The Bastardization of my Youth...

Over the weekend a friend and I were watching Back to the Future and talking about how well it still held up, regardless of the limited special effects capabilities of the eighties. In fact, watching it upgraded to HD I realized it actually looks better than some stuff made today (*cough SyFy original movies cough*). Yet they are still talking about remaking it, which to me is just blasphemous. I really hate the idea of all of my favorite childhood movies getting "new looks," not just because I am a writer and the idea that Hollywood would rather recycle than buy a new idea is insulting, but also because it makes me feel like the influences that so greatly shaped me are being called "unworthy," which invalidates my whole existence!

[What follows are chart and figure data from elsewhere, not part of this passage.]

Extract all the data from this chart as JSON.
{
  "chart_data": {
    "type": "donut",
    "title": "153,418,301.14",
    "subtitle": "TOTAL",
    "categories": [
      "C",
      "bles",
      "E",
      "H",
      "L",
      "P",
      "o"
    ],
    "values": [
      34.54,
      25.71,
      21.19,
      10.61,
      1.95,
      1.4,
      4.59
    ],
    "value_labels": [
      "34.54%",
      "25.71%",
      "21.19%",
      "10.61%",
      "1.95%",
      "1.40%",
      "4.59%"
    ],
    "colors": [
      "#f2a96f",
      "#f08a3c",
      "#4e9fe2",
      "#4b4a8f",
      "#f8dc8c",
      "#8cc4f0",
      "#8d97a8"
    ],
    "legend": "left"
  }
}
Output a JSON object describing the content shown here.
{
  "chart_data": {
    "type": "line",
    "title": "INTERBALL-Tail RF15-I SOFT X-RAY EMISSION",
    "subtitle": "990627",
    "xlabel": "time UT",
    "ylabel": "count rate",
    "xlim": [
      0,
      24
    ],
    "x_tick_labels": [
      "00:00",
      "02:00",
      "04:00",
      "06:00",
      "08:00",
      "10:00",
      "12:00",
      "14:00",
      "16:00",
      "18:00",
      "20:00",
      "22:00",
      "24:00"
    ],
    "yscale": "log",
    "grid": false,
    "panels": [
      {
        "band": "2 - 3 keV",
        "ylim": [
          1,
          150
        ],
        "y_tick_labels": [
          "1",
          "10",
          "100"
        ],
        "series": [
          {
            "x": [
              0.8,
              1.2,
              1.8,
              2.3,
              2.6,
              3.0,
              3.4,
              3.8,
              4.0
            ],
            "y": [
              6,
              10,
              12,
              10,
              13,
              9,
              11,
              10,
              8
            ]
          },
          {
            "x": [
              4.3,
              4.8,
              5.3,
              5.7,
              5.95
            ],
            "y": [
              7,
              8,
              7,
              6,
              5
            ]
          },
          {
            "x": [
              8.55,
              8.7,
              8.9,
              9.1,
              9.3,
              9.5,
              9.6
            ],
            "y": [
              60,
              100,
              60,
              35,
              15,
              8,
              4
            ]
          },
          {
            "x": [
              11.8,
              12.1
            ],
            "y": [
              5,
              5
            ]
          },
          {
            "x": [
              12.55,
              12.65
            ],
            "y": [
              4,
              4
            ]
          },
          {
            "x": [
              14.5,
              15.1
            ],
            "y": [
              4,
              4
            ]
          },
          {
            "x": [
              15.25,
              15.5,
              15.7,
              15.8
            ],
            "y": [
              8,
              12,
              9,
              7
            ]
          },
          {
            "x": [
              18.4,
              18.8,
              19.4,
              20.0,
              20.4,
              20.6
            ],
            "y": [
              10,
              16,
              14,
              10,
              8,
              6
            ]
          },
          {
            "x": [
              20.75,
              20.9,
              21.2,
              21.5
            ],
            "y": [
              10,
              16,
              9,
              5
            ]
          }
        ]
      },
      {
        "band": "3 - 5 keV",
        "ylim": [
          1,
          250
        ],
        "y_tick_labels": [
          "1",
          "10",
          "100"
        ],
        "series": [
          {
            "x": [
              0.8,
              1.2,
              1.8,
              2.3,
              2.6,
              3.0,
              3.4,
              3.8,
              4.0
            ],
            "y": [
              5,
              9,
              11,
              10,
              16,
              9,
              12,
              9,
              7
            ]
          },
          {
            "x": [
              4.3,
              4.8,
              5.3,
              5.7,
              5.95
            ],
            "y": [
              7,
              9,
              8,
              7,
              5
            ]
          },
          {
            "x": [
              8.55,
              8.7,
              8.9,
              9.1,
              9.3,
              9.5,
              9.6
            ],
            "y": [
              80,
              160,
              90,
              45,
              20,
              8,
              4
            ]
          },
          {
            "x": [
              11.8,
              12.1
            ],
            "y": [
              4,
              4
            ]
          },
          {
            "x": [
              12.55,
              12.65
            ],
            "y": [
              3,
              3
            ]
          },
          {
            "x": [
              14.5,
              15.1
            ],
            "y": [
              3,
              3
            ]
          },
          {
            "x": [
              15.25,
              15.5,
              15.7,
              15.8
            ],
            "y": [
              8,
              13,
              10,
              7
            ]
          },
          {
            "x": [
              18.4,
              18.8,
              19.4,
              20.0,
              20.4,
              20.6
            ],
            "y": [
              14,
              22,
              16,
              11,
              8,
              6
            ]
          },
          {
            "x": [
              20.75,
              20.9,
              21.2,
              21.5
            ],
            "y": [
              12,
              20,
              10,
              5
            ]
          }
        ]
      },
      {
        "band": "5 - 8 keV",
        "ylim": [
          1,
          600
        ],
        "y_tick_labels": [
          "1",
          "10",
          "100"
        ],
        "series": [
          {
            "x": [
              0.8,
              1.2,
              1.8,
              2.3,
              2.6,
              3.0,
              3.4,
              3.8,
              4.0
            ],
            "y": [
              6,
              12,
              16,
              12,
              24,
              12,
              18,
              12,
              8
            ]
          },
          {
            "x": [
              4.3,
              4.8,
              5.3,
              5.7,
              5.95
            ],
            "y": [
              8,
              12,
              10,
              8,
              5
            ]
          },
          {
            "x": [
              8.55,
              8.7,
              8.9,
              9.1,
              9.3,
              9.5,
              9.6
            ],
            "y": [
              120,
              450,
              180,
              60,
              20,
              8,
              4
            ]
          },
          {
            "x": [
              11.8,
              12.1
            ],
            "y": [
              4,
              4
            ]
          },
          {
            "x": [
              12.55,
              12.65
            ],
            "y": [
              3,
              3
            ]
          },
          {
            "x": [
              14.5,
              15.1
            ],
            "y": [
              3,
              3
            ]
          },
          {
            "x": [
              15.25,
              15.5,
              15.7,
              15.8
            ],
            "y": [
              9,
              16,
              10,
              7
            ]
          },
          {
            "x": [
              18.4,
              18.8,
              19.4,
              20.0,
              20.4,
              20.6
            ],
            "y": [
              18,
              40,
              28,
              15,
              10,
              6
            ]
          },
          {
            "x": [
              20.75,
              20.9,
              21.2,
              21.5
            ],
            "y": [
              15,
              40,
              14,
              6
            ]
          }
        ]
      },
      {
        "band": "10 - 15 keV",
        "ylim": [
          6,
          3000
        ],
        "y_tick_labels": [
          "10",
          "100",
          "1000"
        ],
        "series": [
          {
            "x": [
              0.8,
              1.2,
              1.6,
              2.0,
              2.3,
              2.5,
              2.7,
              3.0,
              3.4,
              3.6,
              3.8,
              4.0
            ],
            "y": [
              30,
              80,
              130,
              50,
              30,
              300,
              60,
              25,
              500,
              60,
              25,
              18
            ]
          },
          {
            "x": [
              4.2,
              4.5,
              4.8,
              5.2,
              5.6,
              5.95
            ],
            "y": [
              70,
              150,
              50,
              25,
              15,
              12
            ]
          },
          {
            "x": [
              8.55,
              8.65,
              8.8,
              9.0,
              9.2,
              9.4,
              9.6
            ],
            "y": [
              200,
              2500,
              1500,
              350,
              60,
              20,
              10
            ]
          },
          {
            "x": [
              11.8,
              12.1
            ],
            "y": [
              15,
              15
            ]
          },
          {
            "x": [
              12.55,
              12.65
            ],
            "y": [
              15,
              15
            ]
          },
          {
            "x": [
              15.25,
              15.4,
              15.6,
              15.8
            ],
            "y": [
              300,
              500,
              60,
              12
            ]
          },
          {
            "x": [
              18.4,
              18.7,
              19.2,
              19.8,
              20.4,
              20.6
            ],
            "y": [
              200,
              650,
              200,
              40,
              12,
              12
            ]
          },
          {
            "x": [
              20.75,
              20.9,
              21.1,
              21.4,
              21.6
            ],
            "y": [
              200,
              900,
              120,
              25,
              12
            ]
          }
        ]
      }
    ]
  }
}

Today another friend clued me in that the remakes don't stop there. Apparently now Don't Tell Mom the Babysitter's Dead is in consideration. While that movie is not nearly the classic that Back to the Future has become, it is still great in its own very specific ways. Part of it's charm is the nostalgia it invokes with its very specific fashion choices and the simplicity of the technology that stumps-- but ends up aiding-- Christina Applegate's character's actions. I chuckled out-loud now for different reasons than when I first saw her trying to yank paper out of a fax machine or hissing "I hate you" when her computer won't move off it's home screen, but I still chuckle out-loud all the same.

Needless to say, those moments have no place in a new version, so effectively any "remake" won't be exact. But even a "retelling" seems unnecessary when the original is so readily available on DVD or airing on cable channels. What's the motive here? Well, a cult classic like Don't Tell Mom The Babysitter's Dead has loyal fans, like me, who grew up with it, but it's hard to get new generations interested in something that gets buried further and further back in "old" movie archives, especially if they don't have someone in their life to already vouch for it and tell them how awesome and quotable it is. Taking the fun story but adding fresh faces who kids today already "follow" will prove an easy way to milk more blood from the story stone, so to speak.

But where will we draw the line then? Will film school staples-- like Double Indemnity or Gilda-- that don't have a wider classic status suddenly be fair game? Will the fact that films were once in black and white mean they all need a "rejuvenating" shot in the arm? And if the answer is yes, then maybe I can bring back Dance Til Dawn-- another Christina Applegate eighties gem, in my not-so humble opinion!-- because even though I've made the majority of my friends sit down and watch it, I still think it needs to be universally known!